Our morning walk
is intended as exercise as well as pleasure. I confess the mere act of walking
is a pleasure. I don’t need much else, but this is a joint venture. Bryony
occasionally reminds me as I lurch in front of her. A little conversation
between us is ‘de rigeur’.
The sidewalk out of Harleston down to the Needham
roundabout, however is definitely single file. (Please excuse the Americanism
but it is a much better description of a path beside a road, than the more conventional
footpath.) The traffic coming up from the roundabout tends to put pay to any
but traffic related conversation.
By the time we got to the turn off to Starston Lane, and I
had set the lap time on my newly acquired all singing, all dancing sports stop
watch, Bryony was mildly irritated. She showed this by walking behind me rather
slowly. This is a sure sign. Bryony’s longer legs normally have me working hard
to keep up with her on this gentle slope. This is a shaded shallow gully and we
have to keep our ears alert for vehicles coming behind us. The gully opens out
after a couple of hundred yards.
Inevitably, we keep on listening for vehicles; the
articulated chicken shit trucks are very big indeed. But once out in the open
we hear a lot more. My directional hearing is pretty naff and I don’t think
Bryony’s is much better. So we can’t work out whether it’s from the road behind
us or over the valley until it is fairly close. I determined to look at the
layout in three dimensions using the Ordnance Survey maps
contour lines.
Gully at the start of Starston Lane |
The gully starts at the triangular junction between High Road, Needham
Road and Starston Road on the map above.
By the time we reach the squiggly red cross, the gully
has opened out and the sounds of vehicles are coming over from the Harleston
bypass (marked A143 east of the roundabout). It is difficult to be sure of the
exact direction from which the sound is coming. You will notice though, that
there is a small copse of woodland and a dwelling surrounded by trees I suspect
that this protects us from vehicle noise coming the bypass to the west of the
Needham roundabout.
Once round the bend, the country on either side of Starston
Lane opens up even further. This year the field to the west are being used by
Wharton’s as rose nurseries while to the east the fields are planted to cereals
(not rape this year thank goodness). We are both sure that we can hear traffic
coming from both directions.
The map below, at a slightly larger scale, shows clear lines
of hearing both from the east and the west along the A143. This is the case
only once we’ve walked through the long right angled bend in Starston Lane and
are heading along the straight towards Cranes Watering Farm.

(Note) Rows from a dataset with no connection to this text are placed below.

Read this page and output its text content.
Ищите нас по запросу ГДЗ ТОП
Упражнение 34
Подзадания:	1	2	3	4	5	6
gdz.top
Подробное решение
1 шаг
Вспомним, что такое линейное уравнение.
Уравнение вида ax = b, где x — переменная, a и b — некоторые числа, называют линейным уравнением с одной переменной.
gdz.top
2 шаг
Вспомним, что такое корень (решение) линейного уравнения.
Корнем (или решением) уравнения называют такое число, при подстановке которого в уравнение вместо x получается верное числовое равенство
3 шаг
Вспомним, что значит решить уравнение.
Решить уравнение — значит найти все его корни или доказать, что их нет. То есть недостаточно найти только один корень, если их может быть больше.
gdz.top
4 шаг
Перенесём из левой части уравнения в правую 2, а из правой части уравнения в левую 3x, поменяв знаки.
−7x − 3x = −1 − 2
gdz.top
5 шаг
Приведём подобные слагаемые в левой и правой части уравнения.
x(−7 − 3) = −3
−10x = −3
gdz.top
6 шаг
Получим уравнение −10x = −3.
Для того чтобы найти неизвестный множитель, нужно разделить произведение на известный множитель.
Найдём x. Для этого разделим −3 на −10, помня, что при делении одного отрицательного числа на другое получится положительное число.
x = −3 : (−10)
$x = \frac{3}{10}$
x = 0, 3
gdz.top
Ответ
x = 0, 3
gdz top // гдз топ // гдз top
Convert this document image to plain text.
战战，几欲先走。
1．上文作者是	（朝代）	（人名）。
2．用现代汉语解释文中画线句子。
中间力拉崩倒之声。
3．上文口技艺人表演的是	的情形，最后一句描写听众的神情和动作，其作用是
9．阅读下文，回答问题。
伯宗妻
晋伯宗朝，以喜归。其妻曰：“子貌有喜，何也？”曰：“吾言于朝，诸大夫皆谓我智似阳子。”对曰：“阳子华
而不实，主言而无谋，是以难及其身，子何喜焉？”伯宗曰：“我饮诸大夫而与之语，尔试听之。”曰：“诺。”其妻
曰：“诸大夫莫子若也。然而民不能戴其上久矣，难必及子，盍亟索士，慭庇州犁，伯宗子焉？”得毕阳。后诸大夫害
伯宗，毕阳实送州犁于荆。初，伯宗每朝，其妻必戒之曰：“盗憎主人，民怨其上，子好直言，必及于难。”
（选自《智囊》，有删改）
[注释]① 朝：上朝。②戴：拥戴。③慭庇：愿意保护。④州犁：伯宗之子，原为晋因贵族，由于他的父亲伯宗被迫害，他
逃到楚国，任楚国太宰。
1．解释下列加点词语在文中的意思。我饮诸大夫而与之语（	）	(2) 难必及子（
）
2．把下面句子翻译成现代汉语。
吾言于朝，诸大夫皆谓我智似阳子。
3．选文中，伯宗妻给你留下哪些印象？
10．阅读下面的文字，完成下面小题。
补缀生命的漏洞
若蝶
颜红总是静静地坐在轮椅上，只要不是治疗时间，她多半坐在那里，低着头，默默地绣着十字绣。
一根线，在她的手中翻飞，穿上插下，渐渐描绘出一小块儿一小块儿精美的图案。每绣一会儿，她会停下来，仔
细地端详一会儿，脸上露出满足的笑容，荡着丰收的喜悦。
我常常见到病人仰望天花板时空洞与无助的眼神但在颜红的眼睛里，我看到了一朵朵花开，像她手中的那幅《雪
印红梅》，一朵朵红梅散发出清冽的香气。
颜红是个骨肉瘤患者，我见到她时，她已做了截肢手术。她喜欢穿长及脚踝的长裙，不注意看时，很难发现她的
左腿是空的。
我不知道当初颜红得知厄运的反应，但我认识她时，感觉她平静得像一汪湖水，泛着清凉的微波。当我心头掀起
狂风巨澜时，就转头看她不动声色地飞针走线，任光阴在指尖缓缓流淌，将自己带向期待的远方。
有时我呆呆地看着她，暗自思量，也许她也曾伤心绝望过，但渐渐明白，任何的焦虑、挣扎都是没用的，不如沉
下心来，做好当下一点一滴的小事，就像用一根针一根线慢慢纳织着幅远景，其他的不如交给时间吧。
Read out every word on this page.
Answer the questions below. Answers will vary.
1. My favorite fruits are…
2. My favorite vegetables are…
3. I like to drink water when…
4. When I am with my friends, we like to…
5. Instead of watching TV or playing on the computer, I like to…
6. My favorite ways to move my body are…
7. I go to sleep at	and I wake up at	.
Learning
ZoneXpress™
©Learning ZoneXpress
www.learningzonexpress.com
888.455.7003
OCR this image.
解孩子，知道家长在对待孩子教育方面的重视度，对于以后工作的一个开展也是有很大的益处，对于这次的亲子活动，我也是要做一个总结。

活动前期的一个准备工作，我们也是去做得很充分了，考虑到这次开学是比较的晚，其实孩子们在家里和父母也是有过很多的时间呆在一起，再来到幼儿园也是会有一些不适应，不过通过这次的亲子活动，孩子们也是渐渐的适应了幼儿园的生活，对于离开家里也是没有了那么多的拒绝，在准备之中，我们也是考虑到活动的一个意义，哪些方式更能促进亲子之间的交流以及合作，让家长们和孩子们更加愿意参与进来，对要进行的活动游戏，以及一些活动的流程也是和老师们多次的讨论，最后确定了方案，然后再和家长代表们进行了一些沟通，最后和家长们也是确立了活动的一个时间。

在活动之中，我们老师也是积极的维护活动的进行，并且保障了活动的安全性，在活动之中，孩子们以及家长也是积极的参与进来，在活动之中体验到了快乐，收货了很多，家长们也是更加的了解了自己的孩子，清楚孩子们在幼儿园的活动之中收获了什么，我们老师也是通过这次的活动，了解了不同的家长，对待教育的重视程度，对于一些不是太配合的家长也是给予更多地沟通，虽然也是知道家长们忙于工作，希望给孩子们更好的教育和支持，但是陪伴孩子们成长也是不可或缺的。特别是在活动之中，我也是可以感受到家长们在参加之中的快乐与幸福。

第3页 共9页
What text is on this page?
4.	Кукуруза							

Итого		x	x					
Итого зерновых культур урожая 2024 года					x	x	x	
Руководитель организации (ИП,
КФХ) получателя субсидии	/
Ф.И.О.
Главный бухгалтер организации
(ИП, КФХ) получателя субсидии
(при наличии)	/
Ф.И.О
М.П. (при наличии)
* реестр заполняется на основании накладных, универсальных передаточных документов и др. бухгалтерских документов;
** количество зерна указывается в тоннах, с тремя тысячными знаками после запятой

Towards Cranes Watering Farm. Can hear traffic from both east and west. |
Contour Lines
It is difficult to see contour lines from images of OS maps.
This problem is exacerbated by the fact that contours are considered less
important than other information on the map. Accordingly, if there is a road or
a boundary of any sort that always takes precedence. It is not always easy to
match up broken contours.
Contour lines just about visible |
Also the online version of the OS map does not appear
to give any heights for its contours. The image above shows a series of
contours, where I have marked in the heights values, taken from the paper
version of the same area.
Paper version showing contour heights |
I had to follow these contours through to Starston Lane, to
mark the map images above. I still can't be sure that they are correct.